ADVERTISEMENT

Tolak Reklamasi Bali Jadi Topik Seniman Made Bayak di Napoli

Tia Agnes - detikHot
Selasa, 09 Feb 2016 15:31 WIB
Foto: Made Bayak/ istimewa
Jakarta - Peta Bali digantung rapi di antara karya seni yang dipajang di Jakarta Convention Center (JCC) dua tahun lalu. Setiap kawasan hijau di dalam peta, dituliskan kata 'SOLD' dengan tinta tebal hitam. Mayoritas terjual. Itulah karya seni 'Raped Island' karya Made Bayak yang mendapatkan apresiasi dan perhatian dari para pengunjung di ajang ARTE.

Jauh sebelum ARTE, pria kelahiran Gianyar 1980 silam ini konsisten mengusung isu sosial dan lingkungan hidup dari kampung kelahirannya. Termasuk dalam sebuah seminar 'Plasticology Arte e impegno sociale a Bali' yang akan digelar pada 10 Februari 2016 pukul 15.30 waktu setempat.

Seminar ini merupakan bagian dari ajang eksibisi 'Indonesia Aktual' bersama dua seniman Tanah Air lainnya atas undangan Pusat Kebudayaan Il Ramo d'oro di Napoli, Italia.

Baca Juga: Tiga Seniman Tampilkan Sisi Lain Pulau Dewata di Napoli

Bayak mengatakan seminar esok harinya akan menceritakan tentang isu penolakan reklamasi Teluk Benoa Bali. "Saya akan sampaikan kondisi alam Bali dan Indonesia, serta rencana reklamasi sampai pada gerakan Tolak Reklamasi sebagai gerakan kebudayaan terbesar," katanya kepada detikHOT, Selasa (9/2/2016).



Gerakan kebudayaan 'Tolak Reklamasi' ini menjadi isu kebudayaan terbesar setelah hampir 50 tahun masyarakat Bali diam. "Saya mendukung persoalan tersebut dan akan melakukan detail kontribusi seni lewat gerakan Tolak Reklamasi Bali," pungkasnya.

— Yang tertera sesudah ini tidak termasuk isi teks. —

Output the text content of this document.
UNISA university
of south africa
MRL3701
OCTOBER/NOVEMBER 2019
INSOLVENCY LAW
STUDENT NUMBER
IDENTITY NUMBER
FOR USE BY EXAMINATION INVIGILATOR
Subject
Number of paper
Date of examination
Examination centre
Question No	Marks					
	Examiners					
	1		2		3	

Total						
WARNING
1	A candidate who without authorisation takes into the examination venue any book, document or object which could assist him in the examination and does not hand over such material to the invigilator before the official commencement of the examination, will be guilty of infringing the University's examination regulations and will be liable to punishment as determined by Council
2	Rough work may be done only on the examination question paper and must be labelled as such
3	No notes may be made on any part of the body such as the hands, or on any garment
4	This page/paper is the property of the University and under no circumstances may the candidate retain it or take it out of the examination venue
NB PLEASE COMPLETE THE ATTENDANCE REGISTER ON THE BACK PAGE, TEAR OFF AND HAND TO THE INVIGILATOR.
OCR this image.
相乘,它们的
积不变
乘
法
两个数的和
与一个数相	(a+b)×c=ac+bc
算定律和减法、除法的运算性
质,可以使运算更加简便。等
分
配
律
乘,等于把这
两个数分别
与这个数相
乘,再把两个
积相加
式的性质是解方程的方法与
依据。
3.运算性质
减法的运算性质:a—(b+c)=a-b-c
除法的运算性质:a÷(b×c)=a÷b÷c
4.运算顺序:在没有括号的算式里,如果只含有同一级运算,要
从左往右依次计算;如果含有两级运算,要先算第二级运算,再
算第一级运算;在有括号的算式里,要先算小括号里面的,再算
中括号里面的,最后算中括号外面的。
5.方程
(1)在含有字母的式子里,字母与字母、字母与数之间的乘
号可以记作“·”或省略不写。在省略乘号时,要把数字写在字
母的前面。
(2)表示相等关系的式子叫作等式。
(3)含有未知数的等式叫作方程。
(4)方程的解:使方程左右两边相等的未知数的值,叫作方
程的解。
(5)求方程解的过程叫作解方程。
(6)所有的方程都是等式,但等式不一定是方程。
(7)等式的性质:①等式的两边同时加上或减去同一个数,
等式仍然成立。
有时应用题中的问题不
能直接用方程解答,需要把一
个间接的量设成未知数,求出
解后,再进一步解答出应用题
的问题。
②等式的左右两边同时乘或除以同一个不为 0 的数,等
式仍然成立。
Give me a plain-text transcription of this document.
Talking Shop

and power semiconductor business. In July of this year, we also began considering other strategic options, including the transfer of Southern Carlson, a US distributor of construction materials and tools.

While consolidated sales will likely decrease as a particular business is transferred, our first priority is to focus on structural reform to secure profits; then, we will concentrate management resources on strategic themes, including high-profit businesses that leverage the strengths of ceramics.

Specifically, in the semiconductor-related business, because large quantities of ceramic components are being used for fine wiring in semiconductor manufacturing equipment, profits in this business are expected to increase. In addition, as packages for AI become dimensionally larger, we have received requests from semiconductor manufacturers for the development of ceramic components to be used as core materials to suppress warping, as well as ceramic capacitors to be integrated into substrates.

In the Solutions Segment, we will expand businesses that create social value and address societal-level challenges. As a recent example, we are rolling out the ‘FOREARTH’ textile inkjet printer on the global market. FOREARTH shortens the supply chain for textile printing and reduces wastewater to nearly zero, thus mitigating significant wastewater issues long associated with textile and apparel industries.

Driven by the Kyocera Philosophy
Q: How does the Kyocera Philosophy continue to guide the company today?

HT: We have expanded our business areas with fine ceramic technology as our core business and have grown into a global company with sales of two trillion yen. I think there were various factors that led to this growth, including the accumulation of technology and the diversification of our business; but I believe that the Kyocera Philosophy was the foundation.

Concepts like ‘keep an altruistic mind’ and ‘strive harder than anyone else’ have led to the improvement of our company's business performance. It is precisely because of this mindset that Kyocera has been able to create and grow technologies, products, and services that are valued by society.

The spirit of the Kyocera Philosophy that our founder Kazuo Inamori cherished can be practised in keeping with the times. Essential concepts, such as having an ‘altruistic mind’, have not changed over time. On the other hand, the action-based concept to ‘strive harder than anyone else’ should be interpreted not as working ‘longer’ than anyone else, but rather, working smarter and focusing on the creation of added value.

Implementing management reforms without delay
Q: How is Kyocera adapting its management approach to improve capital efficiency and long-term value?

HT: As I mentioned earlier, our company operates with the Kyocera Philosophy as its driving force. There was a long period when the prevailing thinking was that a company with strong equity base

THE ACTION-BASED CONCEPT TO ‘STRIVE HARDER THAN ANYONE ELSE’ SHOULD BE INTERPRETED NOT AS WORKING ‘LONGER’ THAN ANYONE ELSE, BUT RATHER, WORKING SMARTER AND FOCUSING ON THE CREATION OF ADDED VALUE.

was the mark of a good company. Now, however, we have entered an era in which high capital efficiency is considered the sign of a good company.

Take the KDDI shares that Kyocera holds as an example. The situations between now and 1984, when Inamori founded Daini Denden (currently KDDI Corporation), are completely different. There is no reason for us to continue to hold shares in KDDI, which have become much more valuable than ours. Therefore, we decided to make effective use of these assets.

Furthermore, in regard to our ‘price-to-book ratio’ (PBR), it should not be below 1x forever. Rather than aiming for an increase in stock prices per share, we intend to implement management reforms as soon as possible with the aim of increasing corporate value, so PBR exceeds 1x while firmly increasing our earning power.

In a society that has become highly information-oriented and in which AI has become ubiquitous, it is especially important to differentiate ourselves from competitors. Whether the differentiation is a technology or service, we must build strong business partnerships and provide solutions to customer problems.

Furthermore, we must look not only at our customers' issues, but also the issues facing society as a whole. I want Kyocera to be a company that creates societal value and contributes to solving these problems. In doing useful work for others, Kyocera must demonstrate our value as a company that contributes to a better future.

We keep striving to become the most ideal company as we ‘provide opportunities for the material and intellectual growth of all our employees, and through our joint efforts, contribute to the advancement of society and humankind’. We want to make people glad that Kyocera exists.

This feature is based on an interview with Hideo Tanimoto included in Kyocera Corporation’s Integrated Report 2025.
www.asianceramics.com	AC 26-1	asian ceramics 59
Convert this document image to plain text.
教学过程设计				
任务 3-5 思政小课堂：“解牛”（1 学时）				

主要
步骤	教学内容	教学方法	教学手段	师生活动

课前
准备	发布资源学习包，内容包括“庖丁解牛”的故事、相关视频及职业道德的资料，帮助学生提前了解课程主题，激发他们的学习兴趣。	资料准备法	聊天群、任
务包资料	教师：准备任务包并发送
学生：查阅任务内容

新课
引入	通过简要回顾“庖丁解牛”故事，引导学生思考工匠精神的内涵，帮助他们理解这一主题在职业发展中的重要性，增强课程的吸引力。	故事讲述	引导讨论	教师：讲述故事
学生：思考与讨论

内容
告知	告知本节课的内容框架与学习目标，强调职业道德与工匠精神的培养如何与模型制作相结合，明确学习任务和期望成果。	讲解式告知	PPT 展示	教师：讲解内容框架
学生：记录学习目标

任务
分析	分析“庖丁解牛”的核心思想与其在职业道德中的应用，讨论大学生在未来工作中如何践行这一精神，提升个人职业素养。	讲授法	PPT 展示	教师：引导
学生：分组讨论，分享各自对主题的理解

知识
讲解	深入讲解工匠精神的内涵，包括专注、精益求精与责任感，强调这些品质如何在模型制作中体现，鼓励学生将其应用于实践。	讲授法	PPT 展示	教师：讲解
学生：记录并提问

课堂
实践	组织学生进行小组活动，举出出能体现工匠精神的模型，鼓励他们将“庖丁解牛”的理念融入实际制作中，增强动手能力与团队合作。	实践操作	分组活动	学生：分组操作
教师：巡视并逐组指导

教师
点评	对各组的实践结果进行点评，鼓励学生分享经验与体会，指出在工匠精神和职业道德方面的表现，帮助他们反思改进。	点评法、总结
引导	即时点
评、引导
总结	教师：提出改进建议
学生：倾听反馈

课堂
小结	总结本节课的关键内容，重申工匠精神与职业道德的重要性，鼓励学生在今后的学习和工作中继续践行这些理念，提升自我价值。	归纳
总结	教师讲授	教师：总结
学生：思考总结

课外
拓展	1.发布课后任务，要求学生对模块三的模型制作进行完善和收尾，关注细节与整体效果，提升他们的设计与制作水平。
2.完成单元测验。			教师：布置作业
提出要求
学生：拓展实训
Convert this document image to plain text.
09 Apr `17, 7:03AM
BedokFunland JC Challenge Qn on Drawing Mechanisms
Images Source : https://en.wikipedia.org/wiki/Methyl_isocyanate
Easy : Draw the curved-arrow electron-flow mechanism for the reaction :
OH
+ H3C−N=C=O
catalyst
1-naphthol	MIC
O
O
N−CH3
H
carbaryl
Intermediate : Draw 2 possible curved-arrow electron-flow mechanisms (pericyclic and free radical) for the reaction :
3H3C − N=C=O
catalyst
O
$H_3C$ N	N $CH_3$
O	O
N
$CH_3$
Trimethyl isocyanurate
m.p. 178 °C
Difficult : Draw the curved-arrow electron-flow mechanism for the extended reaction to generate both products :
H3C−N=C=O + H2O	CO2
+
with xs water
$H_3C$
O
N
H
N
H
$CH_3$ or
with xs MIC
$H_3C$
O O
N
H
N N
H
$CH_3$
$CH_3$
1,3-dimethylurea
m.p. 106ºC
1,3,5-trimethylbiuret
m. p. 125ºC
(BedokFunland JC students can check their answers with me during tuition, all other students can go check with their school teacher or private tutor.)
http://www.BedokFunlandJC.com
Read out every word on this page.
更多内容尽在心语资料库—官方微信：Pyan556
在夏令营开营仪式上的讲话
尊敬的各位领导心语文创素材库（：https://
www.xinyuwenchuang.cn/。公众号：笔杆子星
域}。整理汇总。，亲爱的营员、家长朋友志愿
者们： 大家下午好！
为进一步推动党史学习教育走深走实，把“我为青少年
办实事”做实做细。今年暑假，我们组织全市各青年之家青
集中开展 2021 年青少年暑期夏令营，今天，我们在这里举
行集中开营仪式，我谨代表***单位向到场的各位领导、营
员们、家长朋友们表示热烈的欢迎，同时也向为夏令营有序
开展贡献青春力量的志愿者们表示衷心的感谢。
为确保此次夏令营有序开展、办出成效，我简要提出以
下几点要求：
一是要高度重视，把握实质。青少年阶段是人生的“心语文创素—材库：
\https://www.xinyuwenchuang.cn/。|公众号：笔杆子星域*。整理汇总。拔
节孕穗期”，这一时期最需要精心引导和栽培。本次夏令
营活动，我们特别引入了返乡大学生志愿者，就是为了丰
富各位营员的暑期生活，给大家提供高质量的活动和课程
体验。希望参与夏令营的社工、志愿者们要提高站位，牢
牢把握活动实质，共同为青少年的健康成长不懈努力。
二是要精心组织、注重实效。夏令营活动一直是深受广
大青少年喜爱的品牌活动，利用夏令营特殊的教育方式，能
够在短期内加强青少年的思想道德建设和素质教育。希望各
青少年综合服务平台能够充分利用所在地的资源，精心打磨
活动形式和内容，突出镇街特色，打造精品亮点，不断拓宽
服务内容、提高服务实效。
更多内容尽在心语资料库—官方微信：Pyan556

Berbagai aksi telah dilakukan Bayak. Pada Oktober 2014 lalu, dia bersama ratusan seniman Bali menggelar aksi 'Tolak Reklamasi Art Event' di Pantai Padang Galak, Kesiman. Kala itu, Bayak melakukan happening art berjudul 'reCLAIM our dream and future' serta mengubur dirinya dengan tanah dari pantai.



Menurutnya, segala bentuk reklamasi tidak akan cocok bagi kepulauan yang ada di Indonesia. Dia mencontohkan di pesisir Sanur ke timur sampai daerah Karangasem, sekitar 8 meter bibir pantai berkurang setiap tahunnya. Hal ini terjadi karena reklamasi Pulau Serangan. Di beberapa daerah, ada yang sampai memakan areal persawahan karena abrasi pantai.

Sampai sekarang, advokasi seni terhadap kerusakan Pulau Dewata terus dipublikasikannya ke penjuru Indonesia dan mancanegara. Lewat, 'Plasticology', Bayak aktif memberikan workshop dan pelatihan bagi siapapun.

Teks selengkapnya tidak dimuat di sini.